Deriving LiDAR Metrics for Forest Structure Mapping in Wildfire Risk Assessment

The escalating incidents of wildfire pose a critical challenge in Canada, necessitating an understanding of forest structures for the effective implementation of fuel treatment strategies to mitigate wildfire risks. While previous research has explored forest structures and wildfire risk, a gap remains in translating these studies into operational solutions for foresters and land managers. This study addresses this critical gap by employing Light Detection and Ranging (LiDAR) technology for a preliminary assessment of wildfire risks in the Wildfire Urban Interface (WUI) of Whistler. Utilizing LiDAR’s ability to provide a detailed point cloud, the study introduces a simplified yet effective method for mapping crown fuel, ladder fuel and surface fuel.
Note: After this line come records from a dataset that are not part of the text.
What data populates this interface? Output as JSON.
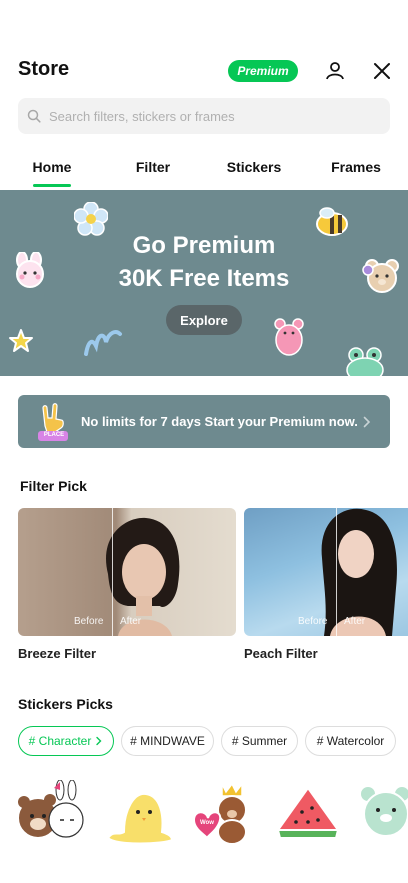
{
  "header": {
    "title": "Store",
    "premium_label": "Premium",
    "profile_icon": "person-icon",
    "close_icon": "close-icon"
  },
  "search": {
    "placeholder": "Search filters, stickers or frames",
    "value": "",
    "icon": "search-icon"
  },
  "tabs": [
    {
      "label": "Home",
      "active": true
    },
    {
      "label": "Filter",
      "active": false
    },
    {
      "label": "Stickers",
      "active": false
    },
    {
      "label": "Frames",
      "active": false
    }
  ],
  "banner": {
    "line1": "Go Premium",
    "line2": "30K Free Items",
    "button_label": "Explore"
  },
  "promo": {
    "text": "No limits for 7 days Start your Premium now.",
    "badge_text": "PLACE"
  },
  "filter_pick": {
    "title": "Filter Pick",
    "cards": [
      {
        "name": "Breeze Filter",
        "before": "Before",
        "after": "After"
      },
      {
        "name": "Peach Filter",
        "before": "Before",
        "after": "After"
      }
    ]
  },
  "stickers_picks": {
    "title": "Stickers Picks",
    "chips": [
      {
        "label": "# Character",
        "active": true
      },
      {
        "label": "# MINDWAVE",
        "active": false
      },
      {
        "label": "# Summer",
        "active": false
      },
      {
        "label": "# Watercolor",
        "active": false
      }
    ],
    "stickers": [
      "brown-and-cony",
      "melting-chick",
      "crowned-bear-with-heart",
      "watermelon-slice",
      "mint-bear"
    ],
    "heart_bubble_text": "Wow"
  },
  "colors": {
    "accent": "#06c755",
    "banner_bg": "#6e8a8f"
  }
}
In assessing the crown fuel and ladder fuel, the project uses Canopy Height Models (CHM) and tree segmentation techniques to quantify forest structure. A notable result is the development of a tree volume index (TVI), which allows for a macro-scale evaluation of fuel volumes crucial for wildfire risk assessment. The analysis identifies a moderate positive correlation (0.55) between the LiDAR-derived TVI and data from the Canada Forest Satellite-Based Inventory 2020 (SBFI), demonstrating the approach’s validity and effectiveness in assessing wildfire risks. Furthermore, the study identifies potential surface fuel sources by analyzing pixel metrics, such as the percentage of vegetation returns between 1 and 2.5 m, thus offering insights into wildfire risk assessment. This pilot study exemplifies a novel approach to preliminary fuel mapping, facilitating the understanding of complex forest structures across extensive areas through LiDAR technology, and presents a practical methodology to improve wildfire risk management strategies.